When people think of trusts, they may think of very wealthy people who have lots of assets that need to be protected, but trusts can benefit average-income families as well. Young & Young can help you determine if a trust is right for your estate plan.

A trust is a contract that serves to manage assets by one person or entity, the trustee, for the benefit of others who are the beneficiaries. A trust creator, referred to as the “settlor” or “grantor”, creates the trust, usually contributes assets to the trust, appoints a trustee to manage the trust and its assets, and designates the beneficiaries. The trustee has a legal responsibility to follow set instructions in managing the assets on behalf of the beneficiaries. Depending on how the trust is set up, the beneficiaries can have some rights to the assets immediately. For example, the beneficiaries can be entitled to any interest or profit earned by the trust each year, and/or have rights down the road, as in a trust that grants its assets to the beneficiaries when they reach a certain age. Trusts have many uses in estate and legacy planning since they can provide much more flexibility than a straight grant of property.

Different types of trusts are available depending on the client’s goals and objectives, such as tax savings and Medicaid eligibility. Examples include:

Revocable Living Trust

Also referred to as a revocable trust or living trust, this trust is established during the settlor’s life to determine the disposition of his/her assets should he/she becomes mentally disabled and upon his/her death.

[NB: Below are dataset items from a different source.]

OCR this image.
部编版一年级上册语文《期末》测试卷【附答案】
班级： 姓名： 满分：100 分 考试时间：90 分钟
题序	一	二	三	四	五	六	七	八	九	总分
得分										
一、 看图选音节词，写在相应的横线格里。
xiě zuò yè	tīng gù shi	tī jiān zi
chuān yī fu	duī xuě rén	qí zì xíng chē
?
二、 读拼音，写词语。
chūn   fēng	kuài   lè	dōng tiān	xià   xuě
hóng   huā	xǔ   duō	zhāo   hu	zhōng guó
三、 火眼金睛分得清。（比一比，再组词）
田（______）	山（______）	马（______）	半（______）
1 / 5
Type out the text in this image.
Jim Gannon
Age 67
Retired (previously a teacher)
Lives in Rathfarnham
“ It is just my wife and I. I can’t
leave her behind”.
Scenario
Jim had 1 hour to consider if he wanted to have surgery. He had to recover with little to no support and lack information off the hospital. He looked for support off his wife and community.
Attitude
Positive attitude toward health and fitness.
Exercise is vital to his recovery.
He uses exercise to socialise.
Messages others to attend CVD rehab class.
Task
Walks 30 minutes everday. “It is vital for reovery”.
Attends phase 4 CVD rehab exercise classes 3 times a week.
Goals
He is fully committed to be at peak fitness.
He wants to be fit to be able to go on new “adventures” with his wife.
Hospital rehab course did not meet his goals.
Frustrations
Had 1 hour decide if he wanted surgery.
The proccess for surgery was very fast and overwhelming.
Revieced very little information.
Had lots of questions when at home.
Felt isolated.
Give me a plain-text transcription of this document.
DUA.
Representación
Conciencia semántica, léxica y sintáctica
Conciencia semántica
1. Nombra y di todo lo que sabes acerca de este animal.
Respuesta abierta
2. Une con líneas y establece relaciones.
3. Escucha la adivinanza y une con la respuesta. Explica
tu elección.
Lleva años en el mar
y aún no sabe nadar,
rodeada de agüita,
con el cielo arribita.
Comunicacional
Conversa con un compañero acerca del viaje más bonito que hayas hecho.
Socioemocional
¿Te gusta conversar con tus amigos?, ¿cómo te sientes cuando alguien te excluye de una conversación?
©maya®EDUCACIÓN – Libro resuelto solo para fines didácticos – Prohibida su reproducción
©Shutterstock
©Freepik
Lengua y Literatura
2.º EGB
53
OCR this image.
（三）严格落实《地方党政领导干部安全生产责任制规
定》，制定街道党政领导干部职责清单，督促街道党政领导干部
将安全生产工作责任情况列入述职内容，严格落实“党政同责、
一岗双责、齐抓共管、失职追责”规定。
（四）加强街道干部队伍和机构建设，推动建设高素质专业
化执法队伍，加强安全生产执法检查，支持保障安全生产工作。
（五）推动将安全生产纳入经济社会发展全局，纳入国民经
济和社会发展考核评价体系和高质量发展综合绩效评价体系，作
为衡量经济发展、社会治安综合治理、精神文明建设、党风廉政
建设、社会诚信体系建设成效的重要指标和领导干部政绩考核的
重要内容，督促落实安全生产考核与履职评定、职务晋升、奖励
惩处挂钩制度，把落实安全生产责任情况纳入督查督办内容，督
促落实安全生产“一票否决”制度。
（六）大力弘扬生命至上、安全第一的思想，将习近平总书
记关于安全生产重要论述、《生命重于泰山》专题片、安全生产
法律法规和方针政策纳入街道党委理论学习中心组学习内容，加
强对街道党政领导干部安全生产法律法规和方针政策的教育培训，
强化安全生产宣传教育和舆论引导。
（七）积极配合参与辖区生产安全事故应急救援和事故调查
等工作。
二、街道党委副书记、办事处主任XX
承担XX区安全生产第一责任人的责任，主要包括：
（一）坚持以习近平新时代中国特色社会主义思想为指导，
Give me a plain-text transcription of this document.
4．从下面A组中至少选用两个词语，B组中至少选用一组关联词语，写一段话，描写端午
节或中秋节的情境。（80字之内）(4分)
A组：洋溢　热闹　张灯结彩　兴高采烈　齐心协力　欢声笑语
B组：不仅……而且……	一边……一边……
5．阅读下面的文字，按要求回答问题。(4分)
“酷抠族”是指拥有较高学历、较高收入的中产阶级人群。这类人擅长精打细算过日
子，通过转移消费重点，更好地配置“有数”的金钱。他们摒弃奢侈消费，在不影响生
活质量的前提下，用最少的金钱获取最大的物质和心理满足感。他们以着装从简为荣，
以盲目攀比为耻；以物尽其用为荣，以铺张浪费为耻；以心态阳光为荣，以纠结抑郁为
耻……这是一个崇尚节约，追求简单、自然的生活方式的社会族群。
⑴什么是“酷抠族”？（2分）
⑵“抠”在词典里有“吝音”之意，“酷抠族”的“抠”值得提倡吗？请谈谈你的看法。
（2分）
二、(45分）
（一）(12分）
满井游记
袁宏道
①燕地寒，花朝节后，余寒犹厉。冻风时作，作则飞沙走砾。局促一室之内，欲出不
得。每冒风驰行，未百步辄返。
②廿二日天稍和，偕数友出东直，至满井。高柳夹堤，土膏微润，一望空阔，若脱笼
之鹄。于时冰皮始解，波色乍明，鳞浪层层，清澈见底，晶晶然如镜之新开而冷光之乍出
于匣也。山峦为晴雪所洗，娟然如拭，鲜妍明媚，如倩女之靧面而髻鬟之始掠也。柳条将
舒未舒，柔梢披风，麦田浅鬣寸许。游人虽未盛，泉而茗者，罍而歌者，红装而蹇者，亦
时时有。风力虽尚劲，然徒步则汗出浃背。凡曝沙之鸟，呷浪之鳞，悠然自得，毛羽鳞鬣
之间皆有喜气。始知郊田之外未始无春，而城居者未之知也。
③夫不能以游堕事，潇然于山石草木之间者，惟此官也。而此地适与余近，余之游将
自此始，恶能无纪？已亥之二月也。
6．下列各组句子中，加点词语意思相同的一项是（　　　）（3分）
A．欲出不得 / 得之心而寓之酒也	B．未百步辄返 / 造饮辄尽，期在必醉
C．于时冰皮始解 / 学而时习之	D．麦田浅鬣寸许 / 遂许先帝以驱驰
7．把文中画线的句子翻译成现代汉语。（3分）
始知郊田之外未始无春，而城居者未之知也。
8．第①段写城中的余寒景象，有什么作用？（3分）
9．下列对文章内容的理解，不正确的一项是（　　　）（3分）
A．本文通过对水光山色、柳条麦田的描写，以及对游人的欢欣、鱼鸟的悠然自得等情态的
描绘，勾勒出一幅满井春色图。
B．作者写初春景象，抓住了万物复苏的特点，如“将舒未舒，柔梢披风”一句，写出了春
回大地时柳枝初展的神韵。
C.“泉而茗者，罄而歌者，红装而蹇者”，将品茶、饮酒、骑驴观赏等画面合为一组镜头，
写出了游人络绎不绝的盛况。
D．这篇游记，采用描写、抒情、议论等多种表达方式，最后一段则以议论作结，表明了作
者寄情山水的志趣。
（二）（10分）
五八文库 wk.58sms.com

During the settlor’s lifetime, the settlor can be both the trustee and beneficiary of the trust, and therefore have complete control over, and derive all benefits from and pay all taxes on the trust assets. The trust identifies specific trustees and beneficiaries to be automatically designated upon the disability or death of the settlor.

Family and Marital Trusts

These are often sub-trusts within a living trust or sometimes contained in a will. Their purpose is to maximize the amount of property that may be passed on free of state and federal estate tax and to ensure that no estate taxes will be owed until the death of the surviving spouse. A marital trust takes advantage of tax exemptions for the sole benefit of the surviving spouse during his or her life. A family trust or credit shelter trust can be for the benefit of the spouse, children, and/or any other beneficiaries.

Irrevocable Trust

An irrevocable trust is a trust that cannot be modified once created and is best used to make a permanent gift. Because the settlor has relinquished control over whatever assets may be put into these trusts, care must be taken in drafting the instructions for the trustee and for use by the beneficiaries of the assets. Different types of irrevocable trusts accomplish different objectives and can be used in conjunction with a living trust to maximize estate tax savings and protect and transfer wealth.

Irrevocable Life Insurance Trust

Sometimes referred to as an ILIT, this trust is often used when people own large life insurance policies. Although proceeds of life insurance are not subject to income tax to the beneficiaries, the proceeds may be subject to state and/or federal estate tax unless the insurance policy is owned and maintained according to a properly drafted life insurance trust. A key benefit is that the life insurance proceeds can be delivered to beneficiaries in protected ways, and be protected from creditors and predators.

Special Needs Trust

A special needs trust, also known as a supplemental needs trust, is a trust whose beneficiary is an individual who has a disability and who may be eligible for governmental assistance in the form of supplemental security income, subsidized housing, Medicaid, etc. Because these programs are generally needs-based, eligibility to receive benefits is dependent on falling below certain wealth thresholds. Assets held in a special needs trust for the benefit of a person with a disability, if set up properly, will not be counted towards determining that person’s total assets, so they will not impact eligibility for governmental aid.

Testamentary Trust

A testamentary trust is created by the terms of a person’s will and is commonly used to manage assets passing to minors or to others with special needs or disabilities.